It just might be on its way there.
The California State Supreme Court ruled today that “proponents of Proposition 8 do have standing to appeal Federal District Judge Walker Vaughn’s ruling declaring the anti-gay marriage initiative unconstitutional, even if state officials refuse to take up the matter,” as reported by ThinkProgress.
While this might sound like a negative for gay rights/marriage, this could actually force the United States Supreme Court to finally decide once and for all the constitutionality of banning gay marriage in the nation.
This case will make its way to the United States Court of Appeals for the Ninth Circuit. The three judges who make up that court will have to decide whether Prop 8 is constitutional or not.
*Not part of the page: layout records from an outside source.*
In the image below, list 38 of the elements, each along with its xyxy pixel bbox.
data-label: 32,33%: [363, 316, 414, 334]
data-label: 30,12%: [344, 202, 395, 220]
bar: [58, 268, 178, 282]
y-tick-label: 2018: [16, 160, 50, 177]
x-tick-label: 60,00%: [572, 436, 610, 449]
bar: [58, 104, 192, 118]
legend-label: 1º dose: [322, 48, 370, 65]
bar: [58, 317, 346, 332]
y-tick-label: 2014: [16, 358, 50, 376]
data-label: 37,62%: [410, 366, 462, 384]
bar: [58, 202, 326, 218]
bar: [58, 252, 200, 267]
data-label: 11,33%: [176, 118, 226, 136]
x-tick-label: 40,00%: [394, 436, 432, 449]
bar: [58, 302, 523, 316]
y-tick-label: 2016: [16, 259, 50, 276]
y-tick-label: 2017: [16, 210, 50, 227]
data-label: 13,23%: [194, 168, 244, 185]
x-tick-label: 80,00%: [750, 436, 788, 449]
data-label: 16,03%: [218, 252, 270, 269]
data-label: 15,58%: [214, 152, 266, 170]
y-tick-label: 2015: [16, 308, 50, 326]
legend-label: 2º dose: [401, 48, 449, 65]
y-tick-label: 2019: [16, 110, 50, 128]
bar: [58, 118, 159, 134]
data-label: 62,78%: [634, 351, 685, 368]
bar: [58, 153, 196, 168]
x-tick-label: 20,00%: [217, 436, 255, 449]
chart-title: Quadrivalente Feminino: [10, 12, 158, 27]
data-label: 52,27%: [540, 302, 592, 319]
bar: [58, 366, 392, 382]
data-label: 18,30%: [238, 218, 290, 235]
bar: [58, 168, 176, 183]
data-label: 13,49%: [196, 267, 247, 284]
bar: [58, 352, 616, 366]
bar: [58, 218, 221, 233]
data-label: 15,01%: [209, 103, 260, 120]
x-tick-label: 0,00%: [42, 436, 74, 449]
Two of those judges, Judge Stephen Reinhardt and Judge Michael Daly Hawkins are “one of the most liberal judges in the country” and “sympathetic. . .to marriage discrimination,” respectively. With these two judges on the court, it’s almost certain they will agree with Judge Walker’s ruling.
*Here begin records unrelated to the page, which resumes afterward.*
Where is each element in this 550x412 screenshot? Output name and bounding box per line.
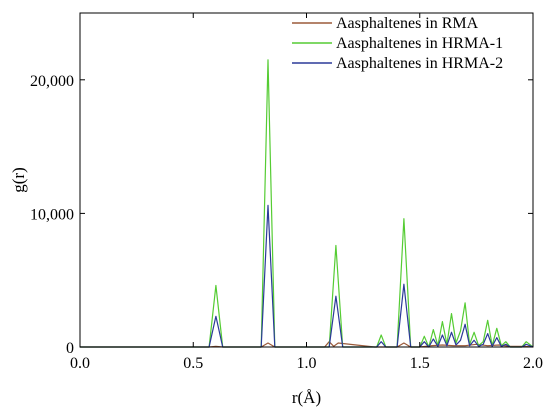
x-tick-label: 2.0 [523, 355, 543, 372]
x-axis-title: r(Å) [292, 388, 321, 407]
series-line-1 [80, 341, 534, 348]
ticks-layer: 0.0 0.5 1.0 1.5 2.0 0 10,000 20,000 [30, 13, 543, 372]
legend-label-3: Aasphaltenes in HRMA-2 [336, 55, 503, 72]
series-line-2 [80, 59, 534, 348]
legend: Aasphaltenes in RMA Aasphaltenes in HRMA-… [292, 15, 503, 72]
series-layer [80, 59, 534, 348]
y-tick-label: 0 [66, 340, 74, 357]
y-axis-title: g(r) [9, 167, 28, 192]
series-line-3 [80, 204, 534, 348]
y-tick-label: 10,000 [30, 206, 74, 223]
x-tick-label: 1.5 [410, 355, 430, 372]
legend-label-1: Aasphaltenes in RMA [336, 15, 479, 32]
x-tick-label: 0.0 [70, 355, 90, 372]
x-tick-label: 1.0 [297, 355, 317, 372]
y-tick-label: 20,000 [30, 73, 74, 90]
x-tick-label: 0.5 [183, 355, 203, 372]
legend-label-2: Aasphaltenes in HRMA-1 [336, 35, 503, 52]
Naturally, proponents of Prop 8 will be unhappy, and the case will likely find its way to The Supreme Court. While the make up of the Supreme Court seems conservative in its majority–Justices Scalia and Kennedy appointed by President Reagan, Justice Thomas appointed by President George W. H. Bush, and Justices Roberts and Alito appointed by President George W. Bush, Justice Kennedy “has a fairly progressive streak on gay rights. Kennedy wrote the Supreme Court’s landmark decision in Romer v. Evans holding that laws motivated solely by anti-gay animus violate the Constitution, and he also wrote the decision in Lawrence v. Texas holding that the government has virtually no business regulating people’s sex lives.”
This means that should the case find its way to the Supreme Court, we might just have the ruling we need–banning gay marriage is unconstitutional. This would mean all states would then be prohibited from denying homosexual couples the right to marry and allow gay married couples federal benefits previously denied.